Daily Archives: April 1, 2012

Chunks, Topics, and Themes in LDA

[NB: This post is the continuation of a conversation begun on Ted Underwood’s blog under the post “A touching detail produced by LDA”—in which he demonstrates that there is an overlay between the works of the Shelley/Godwin family and a topic which includes the terms mind / heart / felt.  Rather than hijack his post, I’m responding here to questions having to do more with process than content; however, to understand fully the genesis of this conversation, I encourage you to read Ted’s post and the comments there first. ]


I appreciate your response because it is making me think carefully about what I understand LDA “topics” to represent.  I’m not sure that I’m on board with thinking of topics in terms of discourse or necessarily “ways” of writing.  Honestly, I’m not trying to be difficult here; rather, I’m trying to parse for myself what I mean when I talk about my expectations that particular terms “should” form the basis for a highly probable topic.  It seems to me that what one wants from topic modeling are lexical themes—in other words, lexical trends over the course of particular chunks of text.  I’m taking to heart here Matt Jockers’s recent post on the LDA buffet in which he articulates the assumption that LDA analysis makes—that the world is composed of a certain number of topics (and in Mallet, we define those topics when we run the topic modeling application).  As a result, when I run a topic model analysis in Mallet, I am looking at the way graphemes (because the written symbol, of course, is divorced from its meaning) relate to other similar graphemes.  So, though topics may not have a one-to-one semantic relationship with particular volumes as the “main topic” or “supporting topics,” one might reasonably expect that a text with a 90% probability of including a list of graphemes from an LDA topic lexicon (for lack of a better word) would correspondingly address a thematic topic which depends heavily on a closely related vocabulary.  Similarly, the frequent use of words in a topic lexicon increases the probability that the LDA topic, through the repetition of those words, carries semantic weight—though the degree to which this is the case wouldn’t likely be determined by that initial topic probability.

I’m chasing the rabbit down a hole here, but I do so for the purpose of agreeing with your earlier claim that what kinds of results we get, their reliability, and their usefulness seems to be largely determined by the kinds of questions we’re asking in the first place.  I agree that when we use LDA to describe texts, that’s fundamentally different from using it to test assumptions/expectations.  In my research, I have attempted to draw very clear distinctions between when I am testing assumptions about the kinds of language that dominate a particular genre of poetry and when I am using LDA to generate a list of potential word groups that could then be used to describe poetic trends.  I see those as two very different projects.  When I’m working with poetry and specifically with ekphrasis, I am testing what people who write about this particular genre assume to be true: that the word or variations of the word still will be one of the most commonly used words across all ekphrastic texts and used at a higher rate than in any other genre of poetry.
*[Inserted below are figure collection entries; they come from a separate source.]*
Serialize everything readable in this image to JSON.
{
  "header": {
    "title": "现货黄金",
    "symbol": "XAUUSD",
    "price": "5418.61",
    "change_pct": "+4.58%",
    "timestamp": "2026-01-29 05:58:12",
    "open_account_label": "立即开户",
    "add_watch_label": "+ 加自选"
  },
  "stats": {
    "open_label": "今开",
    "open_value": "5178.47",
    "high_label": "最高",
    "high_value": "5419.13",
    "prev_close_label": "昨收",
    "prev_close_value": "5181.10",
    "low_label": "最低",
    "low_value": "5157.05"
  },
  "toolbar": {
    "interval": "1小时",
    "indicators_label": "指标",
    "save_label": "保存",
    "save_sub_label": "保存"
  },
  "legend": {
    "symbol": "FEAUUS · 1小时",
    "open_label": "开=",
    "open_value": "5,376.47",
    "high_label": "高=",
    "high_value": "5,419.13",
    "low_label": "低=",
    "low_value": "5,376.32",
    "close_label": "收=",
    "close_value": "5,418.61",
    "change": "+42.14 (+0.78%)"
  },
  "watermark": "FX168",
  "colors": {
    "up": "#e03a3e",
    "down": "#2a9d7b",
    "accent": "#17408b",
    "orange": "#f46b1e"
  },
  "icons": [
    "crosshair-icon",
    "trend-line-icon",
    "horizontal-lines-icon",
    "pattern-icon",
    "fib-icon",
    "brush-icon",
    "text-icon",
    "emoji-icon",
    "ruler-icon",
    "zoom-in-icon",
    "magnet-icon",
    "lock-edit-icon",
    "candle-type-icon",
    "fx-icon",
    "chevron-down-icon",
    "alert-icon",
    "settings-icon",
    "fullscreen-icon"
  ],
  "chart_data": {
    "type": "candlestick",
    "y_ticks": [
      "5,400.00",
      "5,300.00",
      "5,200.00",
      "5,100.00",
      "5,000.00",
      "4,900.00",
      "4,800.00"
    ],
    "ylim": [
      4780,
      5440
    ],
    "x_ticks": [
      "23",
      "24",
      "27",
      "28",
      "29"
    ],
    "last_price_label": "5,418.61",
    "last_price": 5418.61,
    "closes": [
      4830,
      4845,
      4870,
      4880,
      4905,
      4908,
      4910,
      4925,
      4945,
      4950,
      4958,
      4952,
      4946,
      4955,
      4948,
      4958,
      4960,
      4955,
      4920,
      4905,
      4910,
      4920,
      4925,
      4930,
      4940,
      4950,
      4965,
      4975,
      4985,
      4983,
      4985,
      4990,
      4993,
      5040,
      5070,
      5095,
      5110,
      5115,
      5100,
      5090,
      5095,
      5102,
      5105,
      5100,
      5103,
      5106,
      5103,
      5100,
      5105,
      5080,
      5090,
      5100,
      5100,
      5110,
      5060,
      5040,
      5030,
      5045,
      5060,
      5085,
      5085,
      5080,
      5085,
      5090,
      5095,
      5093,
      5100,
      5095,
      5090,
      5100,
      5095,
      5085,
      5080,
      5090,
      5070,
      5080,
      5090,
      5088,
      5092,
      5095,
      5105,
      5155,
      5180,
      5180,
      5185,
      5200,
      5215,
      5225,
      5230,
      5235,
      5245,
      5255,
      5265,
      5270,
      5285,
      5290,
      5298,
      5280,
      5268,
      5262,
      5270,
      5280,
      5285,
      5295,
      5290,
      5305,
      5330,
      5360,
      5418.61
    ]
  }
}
It’s true that the word still could be a semantic topic in many other kinds of poetry; however, what we’re trying to get at is that a group of words closely allied with the word still will be the most dominant and recurring trend across all ekphrastic verse.  The next determination, then, to be made is whether or not that discovery carries semantic weight.  If still, stillness, death, breathless, etc are not actually a dominant trend, have we overstated the case?

It seems that what you’re saying (and please intervene if I’m not articulating this correctly) , which I tend to agree with is that “chunk size” should be something determined by the questions being asked, and stating the way in which data has been chunked reflects the types of results we want to get in return.  Taking this into consideration, though, certainly has helped the way I position what I’m doing.  For me it is significant to chunk at the level of individual poems; however, were I to change my question to something like, “Which poets trend more toward ekphrastic topics than others?”—based on what we’re saying here, that question seems to require chunking volumes rather than individual poems.

In other news, test models on the whole 4500 poems in my dataset, which is chunked at the level of individual poem, yielded much more promising initial results than we thought we would get.  I would guess that it has something to do with the number of topics we assign when we run the model, and maybe one of the other ways forward is to talk about the threshold number of topics we need to assign in order to garner meaningful results from the model.  (Obviously people like Matt and Travis have hands-on experience with this; however, I’m wondering if the type of question we’re asking should have a definable impact on how many topics we generate for the different types of tests….) Hopefully, in the near future I’ll be able to share some of those very preliminary results… but I’m still in the midst of refining my queries and configuring my data.

Again, I’m engaged because I find what you’re doing both relevant and useful, and I think that having these mid-investigation conversations does help to inform the way ahead.  As you mention, perhaps many of these kinds of questions are answered in Matt Jockers’s book, but it is unlikely I’ll be able to use that before this first iteration of my project is done in the next month or two.  I believe that hearing anecdotal conversation about the low-level kinds of tests people are playing with really does help others along in their own work since we’re still figuring out what exactly we can do with this tool.